Smith often describes his novel as A Place for Our Dreams, a phrase that encapsulates its emotional core. His characters discover that hope does not disappear when tested; it transforms. It stretches around loss, prejudice, and even the distant shadow of war. This unvarnished optimism—hope without idealism, resilience without simplicity—is what gives the story its lasting impact. The world he creates feels inhabited, sincere, and unmistakably human.

That sense of authenticity is rooted in lived experience. Born and raised in Memphis, Rickey Alan Smith tells this story not merely about the city, but from inside its heartbeat. Now seventy-two, his life reflects decades of service and reflection. After retiring from the Federal Bureau of Prisons in 2000, he spent fourteen years working as a probation officer in Memphis. He joined the U.S. Army Reserves in 1975, served a tour in Iraq, and retired in 2006. Later, he served seven years as a chaplain at Methodist Hospital before retiring in 2021. Today, he continues his calling as an associate minister at Tabernacle of Praise Christian Church.

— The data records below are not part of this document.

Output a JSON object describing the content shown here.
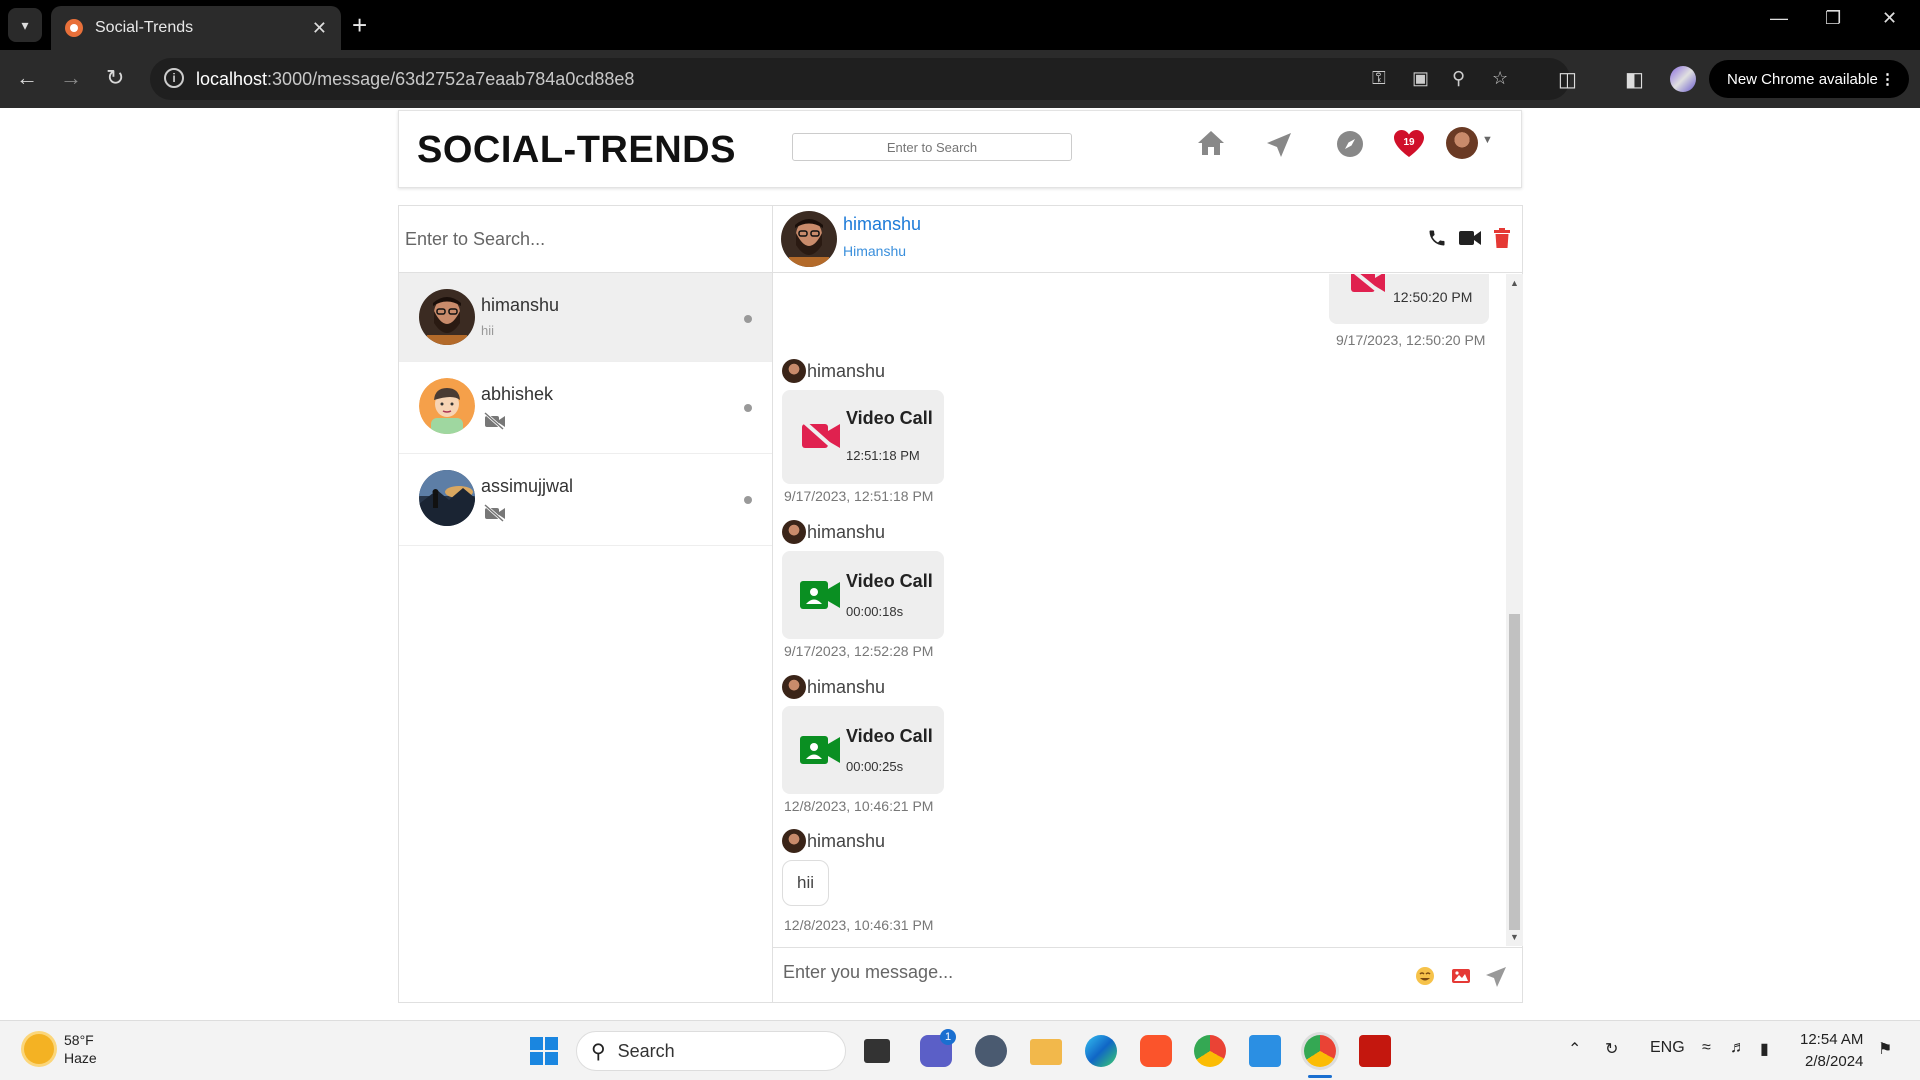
{
  "browser": {
    "tab_title": "Social-Trends",
    "url_host": "localhost",
    "url_rest": ":3000/message/63d2752a7eaab784a0cd88e8",
    "new_chrome_label": "New Chrome available"
  },
  "header": {
    "brand": "SOCIAL-TRENDS",
    "search_placeholder": "Enter to Search",
    "notification_count": "19"
  },
  "sidebar": {
    "search_placeholder": "Enter to Search...",
    "chats": [
      {
        "name": "himanshu",
        "last_message": "hii",
        "avatar": "bearded-man"
      },
      {
        "name": "abhishek",
        "last_message": "video-off-icon",
        "avatar": "cartoon-boy"
      },
      {
        "name": "assimujjwal",
        "last_message": "video-off-icon",
        "avatar": "landscape"
      }
    ]
  },
  "conversation": {
    "contact_name": "himanshu",
    "contact_fullname": "Himanshu",
    "messages": [
      {
        "type": "video-call-missed",
        "outgoing": true,
        "time": "12:50:20 PM",
        "timestamp": "9/17/2023, 12:50:20 PM"
      },
      {
        "sender": "himanshu",
        "type": "video-call-missed",
        "title": "Video Call",
        "detail": "12:51:18 PM",
        "timestamp": "9/17/2023, 12:51:18 PM"
      },
      {
        "sender": "himanshu",
        "type": "video-call",
        "title": "Video Call",
        "detail": "00:00:18s",
        "timestamp": "9/17/2023, 12:52:28 PM"
      },
      {
        "sender": "himanshu",
        "type": "video-call",
        "title": "Video Call",
        "detail": "00:00:25s",
        "timestamp": "12/8/2023, 10:46:21 PM"
      },
      {
        "sender": "himanshu",
        "type": "text",
        "text": "hii",
        "timestamp": "12/8/2023, 10:46:31 PM"
      }
    ],
    "composer_placeholder": "Enter you message..."
  },
  "taskbar": {
    "temperature": "58°F",
    "weather": "Haze",
    "search_label": "Search",
    "teams_badge": "1",
    "language": "ENG",
    "time": "12:54 AM",
    "date": "2/8/2024"
  },
  "colors": {
    "link_blue": "#1d7bd8",
    "missed_red": "#e0214f",
    "call_green": "#0a8f22",
    "delete_red": "#e53935"
  }
}
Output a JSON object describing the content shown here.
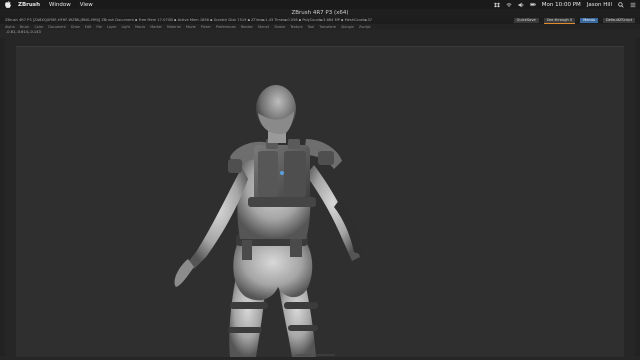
{
  "menubar": {
    "app_name": "ZBrush",
    "menus": [
      "Window",
      "View"
    ],
    "clock": "Mon 10:00 PM",
    "user": "Jason Hill",
    "icons": [
      "apple-icon",
      "dropbox-icon",
      "wifi-icon",
      "volume-icon",
      "battery-icon",
      "search-icon",
      "list-icon"
    ]
  },
  "window": {
    "title": "ZBrush 4R7 P3 (x64)"
  },
  "status": {
    "left_text": "ZBrush 4R7 P3 [ZA8XQJ0Y8F-HFHF-WZBK-JRNG-HMIJ] ZBrush Document   ▪ Free Mem 17.07GB ▪ Active Mem 1856 ▪ Scratch Disk 7519 ▪ ZTime►1.43 Timer►0.058 ▪ PolyCount►3.684 MP ▪ MeshCount►37",
    "quicksave": "QuickSave",
    "see_through": "See-through  0",
    "menus": "Menus",
    "default_script": "DefaultZScript"
  },
  "palettes": [
    "Alpha",
    "Brush",
    "Color",
    "Document",
    "Draw",
    "Edit",
    "File",
    "Layer",
    "Light",
    "Macro",
    "Marker",
    "Material",
    "Movie",
    "Picker",
    "Preferences",
    "Render",
    "Stencil",
    "Stroke",
    "Texture",
    "Tool",
    "Transform",
    "Zplugin",
    "Zscript"
  ],
  "coords": "-0.61,-0.614,-0.143",
  "colors": {
    "background": "#262626",
    "canvas": "#2f2f2f",
    "model_light": "#d4d4d4",
    "model_mid": "#9a9a9a",
    "model_dark": "#3e3e3e"
  }
}
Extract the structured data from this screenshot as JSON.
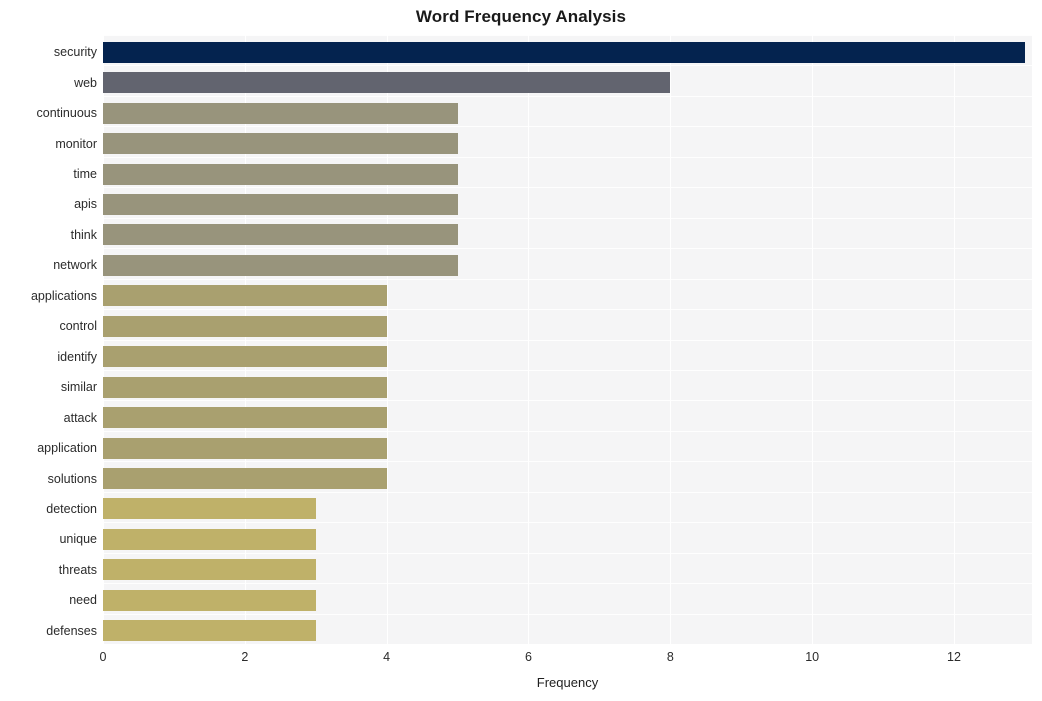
{
  "chart_data": {
    "type": "bar",
    "orientation": "horizontal",
    "title": "Word Frequency Analysis",
    "xlabel": "Frequency",
    "ylabel": "",
    "categories": [
      "security",
      "web",
      "continuous",
      "monitor",
      "time",
      "apis",
      "think",
      "network",
      "applications",
      "control",
      "identify",
      "similar",
      "attack",
      "application",
      "solutions",
      "detection",
      "unique",
      "threats",
      "need",
      "defenses"
    ],
    "values": [
      13,
      8,
      5,
      5,
      5,
      5,
      5,
      5,
      4,
      4,
      4,
      4,
      4,
      4,
      4,
      3,
      3,
      3,
      3,
      3
    ],
    "bar_colors": [
      "#04234f",
      "#62646f",
      "#98947c",
      "#98947c",
      "#98947c",
      "#98947c",
      "#98947c",
      "#98947c",
      "#a9a06f",
      "#a9a06f",
      "#a9a06f",
      "#a9a06f",
      "#a9a06f",
      "#a9a06f",
      "#a9a06f",
      "#bfb169",
      "#bfb169",
      "#bfb169",
      "#bfb169",
      "#bfb169"
    ],
    "xticks": [
      0,
      2,
      4,
      6,
      8,
      10,
      12
    ],
    "xtick_labels": [
      "0",
      "2",
      "4",
      "6",
      "8",
      "10",
      "12"
    ],
    "xlim": [
      0,
      13.1
    ],
    "grid": true,
    "legend": false,
    "plot_background": "#f5f5f6",
    "gridline_color": "#ffffff",
    "title_color": "#1a1a1a",
    "tick_label_color": "#2b2b2b"
  }
}
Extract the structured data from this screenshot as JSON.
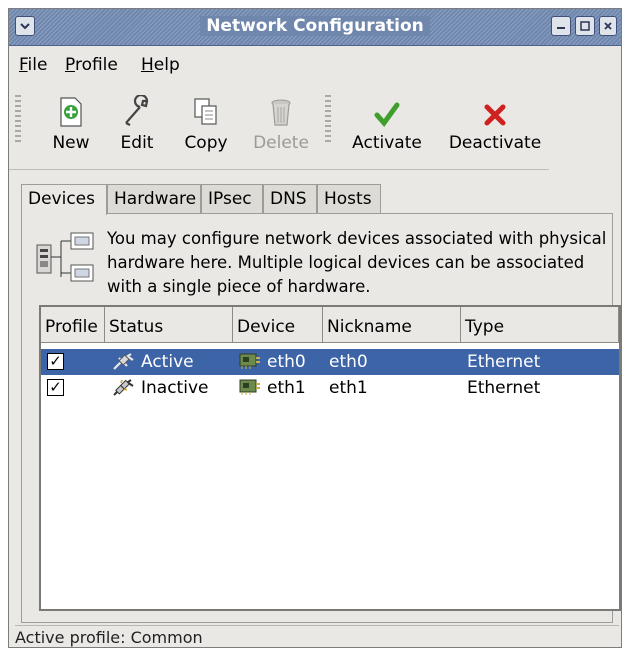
{
  "window": {
    "title": "Network Configuration"
  },
  "menu": [
    {
      "label": "File",
      "mnemonic": "F"
    },
    {
      "label": "Profile",
      "mnemonic": "P"
    },
    {
      "label": "Help",
      "mnemonic": "H"
    }
  ],
  "toolbar": {
    "new": "New",
    "edit": "Edit",
    "copy": "Copy",
    "delete": "Delete",
    "activate": "Activate",
    "deactivate": "Deactivate"
  },
  "tabs": [
    "Devices",
    "Hardware",
    "IPsec",
    "DNS",
    "Hosts"
  ],
  "info": "You may configure network devices associated with physical hardware here.  Multiple logical devices can be associated with a single piece of hardware.",
  "table": {
    "headers": [
      "Profile",
      "Status",
      "Device",
      "Nickname",
      "Type"
    ],
    "rows": [
      {
        "profile": "✓",
        "status": "Active",
        "device": "eth0",
        "nickname": "eth0",
        "type": "Ethernet",
        "selected": true
      },
      {
        "profile": "✓",
        "status": "Inactive",
        "device": "eth1",
        "nickname": "eth1",
        "type": "Ethernet",
        "selected": false
      }
    ]
  },
  "statusbar": "Active profile: Common",
  "colors": {
    "selection": "#3e64a8",
    "titlebar": "#6f86ad",
    "window_bg": "#e9e8e4"
  }
}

Across these roles—soldier, public servant, chaplain, and minister—Smith has witnessed people at their most fragile and most resilient. That insight informs every page of The Junk Drawer. His prose is steady and compassionate, shaped by a quiet wisdom that doesn’t seek attention but naturally earns it. Beyond writing, Smith finds joy in swimming, reading, listening to jazz, and mentoring through Big Brothers Big Sisters of the Mid-South. There is even a jazz-like cadence to his storytelling—deliberate, soulful, and responsive to life’s improvisations.

In a time still marked by division, The Junk Drawer feels strikingly relevant. It avoids sermons and slogans, choosing instead to invite readers into the lives of its characters and the possibilities of understanding. The novel gently reminds us that dreams—wherever they begin—deserve the space to endure and evolve.

For readers drawn to stories that hold heartbreak and hope in equal measure, history and humanity in careful balance, The Junk Drawer delivers a quietly powerful experience. Like the overstuffed drawer we all keep, it suggests that even in life’s most cluttered places, there are truths worth saving.